Puis, soudain, changement de session et d'ensemble: pour les trois pièces suivantes s'ajoute un ténor, Tina Brooks, on remplace Byrd par Blue Mitchell et Joe Jones par Art Taylor. Et soudain, ça joue avec encore plus de force, d'originalité, de style. Sérieusement, quand j'ai mis ça en musique de fond la première fois, j'ai littéralement suspendu tout travail pour les écouter. 'Pouvait pas m'empêcher. Surtout Isle of Java. La musique devient puissamment évocatrice, ça m'a fait penser à Chet Baker et Gerry Mulligan qui faisaient des pièces comme ça, qui dévalent à toute vapeur sur des mélodies glissantes, et qui vous donnent envie de pousser à fond une voiture sur des routes perdues au crépuscule. La musique a le don de me faire dire des choses idiotes... Et pourtant, voyez, je viens de le remettre, et mon pied se met à battre et ma tête à imaginer des choses comme la liberté totale et toute la vie devant soi. Oui, c'est vif à ce point.
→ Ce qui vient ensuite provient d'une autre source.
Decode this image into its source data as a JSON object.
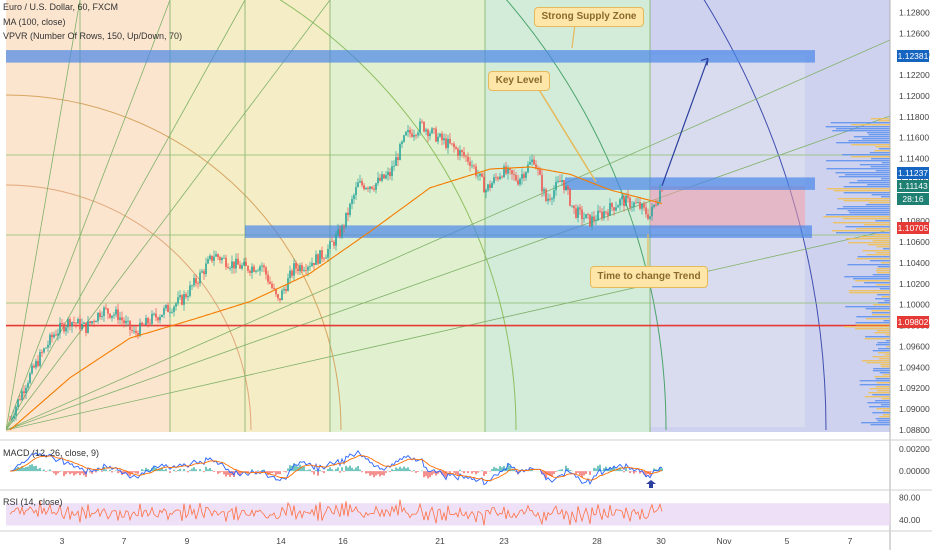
{
  "header": {
    "symbol_line": "Euro / U.S. Dollar, 60, FXCM",
    "ma_line": "MA (100, close)",
    "vpvr_line": "VPVR (Number Of Rows, 150, Up/Down, 70)",
    "macd_line": "MACD (12, 26, close, 9)",
    "rsi_line": "RSI (14, close)"
  },
  "annotations": {
    "supply_zone": "Strong Supply Zone",
    "key_level": "Key Level",
    "time_change": "Time to change Trend"
  },
  "price_tags": {
    "supply": "1.12381",
    "level_1": "1.11237",
    "level_2": "1.11143",
    "countdown": "28:16",
    "support": "1.10705",
    "red_line": "1.09802"
  },
  "colors": {
    "up": "#26a69a",
    "down": "#ef5350",
    "ma": "#f57c00",
    "zone": "#4a86e8",
    "red_line": "#e53935",
    "macd": "#2962ff",
    "signal": "#ff6d00",
    "rsi": "#ff7043"
  },
  "chart_data": [
    {
      "type": "candlestick",
      "title": "Euro / U.S. Dollar, 60, FXCM",
      "ylim": [
        1.0878,
        1.1292
      ],
      "y_ticks": [
        "1.12800",
        "1.12600",
        "1.12400",
        "1.12200",
        "1.12000",
        "1.11800",
        "1.11600",
        "1.11400",
        "1.11200",
        "1.11000",
        "1.10800",
        "1.10600",
        "1.10400",
        "1.10200",
        "1.10000",
        "1.09800",
        "1.09600",
        "1.09400",
        "1.09200",
        "1.09000",
        "1.08800"
      ],
      "x_ticks": [
        "3",
        "7",
        "9",
        "14",
        "16",
        "21",
        "23",
        "28",
        "30",
        "Nov",
        "5",
        "7"
      ],
      "trend_points": [
        {
          "i": 0,
          "p": 1.089
        },
        {
          "i": 8,
          "p": 1.0925
        },
        {
          "i": 15,
          "p": 1.095
        },
        {
          "i": 22,
          "p": 1.0972
        },
        {
          "i": 30,
          "p": 1.0985
        },
        {
          "i": 38,
          "p": 1.0978
        },
        {
          "i": 46,
          "p": 1.0995
        },
        {
          "i": 54,
          "p": 1.099
        },
        {
          "i": 62,
          "p": 1.0972
        },
        {
          "i": 70,
          "p": 1.0985
        },
        {
          "i": 78,
          "p": 1.0995
        },
        {
          "i": 86,
          "p": 1.1005
        },
        {
          "i": 94,
          "p": 1.1025
        },
        {
          "i": 102,
          "p": 1.1048
        },
        {
          "i": 110,
          "p": 1.104
        },
        {
          "i": 118,
          "p": 1.1035
        },
        {
          "i": 126,
          "p": 1.1038
        },
        {
          "i": 134,
          "p": 1.1003
        },
        {
          "i": 142,
          "p": 1.1035
        },
        {
          "i": 150,
          "p": 1.104
        },
        {
          "i": 158,
          "p": 1.105
        },
        {
          "i": 166,
          "p": 1.1072
        },
        {
          "i": 174,
          "p": 1.1115
        },
        {
          "i": 182,
          "p": 1.1115
        },
        {
          "i": 190,
          "p": 1.1125
        },
        {
          "i": 198,
          "p": 1.1162
        },
        {
          "i": 206,
          "p": 1.1172
        },
        {
          "i": 214,
          "p": 1.116
        },
        {
          "i": 222,
          "p": 1.115
        },
        {
          "i": 230,
          "p": 1.1138
        },
        {
          "i": 238,
          "p": 1.111
        },
        {
          "i": 246,
          "p": 1.1128
        },
        {
          "i": 254,
          "p": 1.112
        },
        {
          "i": 262,
          "p": 1.114
        },
        {
          "i": 268,
          "p": 1.11
        },
        {
          "i": 276,
          "p": 1.112
        },
        {
          "i": 282,
          "p": 1.109
        },
        {
          "i": 290,
          "p": 1.108
        },
        {
          "i": 298,
          "p": 1.109
        },
        {
          "i": 306,
          "p": 1.11
        },
        {
          "i": 314,
          "p": 1.1095
        },
        {
          "i": 320,
          "p": 1.1085
        },
        {
          "i": 326,
          "p": 1.1114
        }
      ],
      "ma_points": [
        {
          "i": 0,
          "p": 1.088
        },
        {
          "i": 30,
          "p": 1.093
        },
        {
          "i": 60,
          "p": 1.0968
        },
        {
          "i": 90,
          "p": 1.0985
        },
        {
          "i": 120,
          "p": 1.1003
        },
        {
          "i": 150,
          "p": 1.103
        },
        {
          "i": 180,
          "p": 1.107
        },
        {
          "i": 210,
          "p": 1.1112
        },
        {
          "i": 240,
          "p": 1.113
        },
        {
          "i": 260,
          "p": 1.1132
        },
        {
          "i": 280,
          "p": 1.1125
        },
        {
          "i": 300,
          "p": 1.111
        },
        {
          "i": 326,
          "p": 1.1097
        }
      ],
      "zones": [
        {
          "name": "Strong Supply Zone",
          "low": 1.1232,
          "high": 1.1244
        },
        {
          "name": "Key Level",
          "low": 1.111,
          "high": 1.1122
        },
        {
          "name": "Support",
          "low": 1.1064,
          "high": 1.1076
        }
      ],
      "horizontal_line": 1.098,
      "projection": {
        "from": 1.1114,
        "to": 1.1236
      }
    },
    {
      "type": "line",
      "title": "MACD (12, 26, close, 9)",
      "y_ticks": [
        "0.00200",
        "0.00000"
      ],
      "ylim": [
        -0.0016,
        0.0027
      ],
      "series": []
    },
    {
      "type": "line",
      "title": "RSI (14, close)",
      "y_ticks": [
        "80.00",
        "40.00"
      ],
      "ylim": [
        22,
        92
      ],
      "band": [
        30,
        70
      ],
      "series": []
    }
  ]
}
Maintenant, laissez-moi vous parler un moment du son. Ce disque fait partie des rééditions en 45-tours de Blue Note, masterés par Kevin Gray et Steve Hoffman. Ce que j'écoute est un needledrop du vinyle, autrement dit un transfert digital qui joue dans un Oppo; autrement dit, quelques crans de fidélité en-dessous de l'original. Ça torche tellement que c'en est ridicule. Je sais, je sais, c'est ridiculement cher aussi. 50US$ pour moins de 40 minutes de musique. Mais si vous en avez les moyens... n'attendez pas qu'il n'en reste plus et qu'ils coûtent 125$ sur e-bay.

Et pour les autres, nous aurons notre consolation car bientôt, le même titre sortira en SACD, des mêmes mains expertes, avec en prime trois titres supplémentaires de la seconde session, celle avec Tina Brooke, et paraît que ces trois "bonus" (rassemblés jadis sur un autre LP) vont compléter notre bonheur.

* * *

Vous ne me voudriez pas comme DJ. Parce que rien n'est plus contraire à l'art du DJ que la transition que j'ai faite après vers un album mythique, boursouflé, un peu raté, fascinant et énigmatique: The Lamb Lies Down On Broadway de Genesis.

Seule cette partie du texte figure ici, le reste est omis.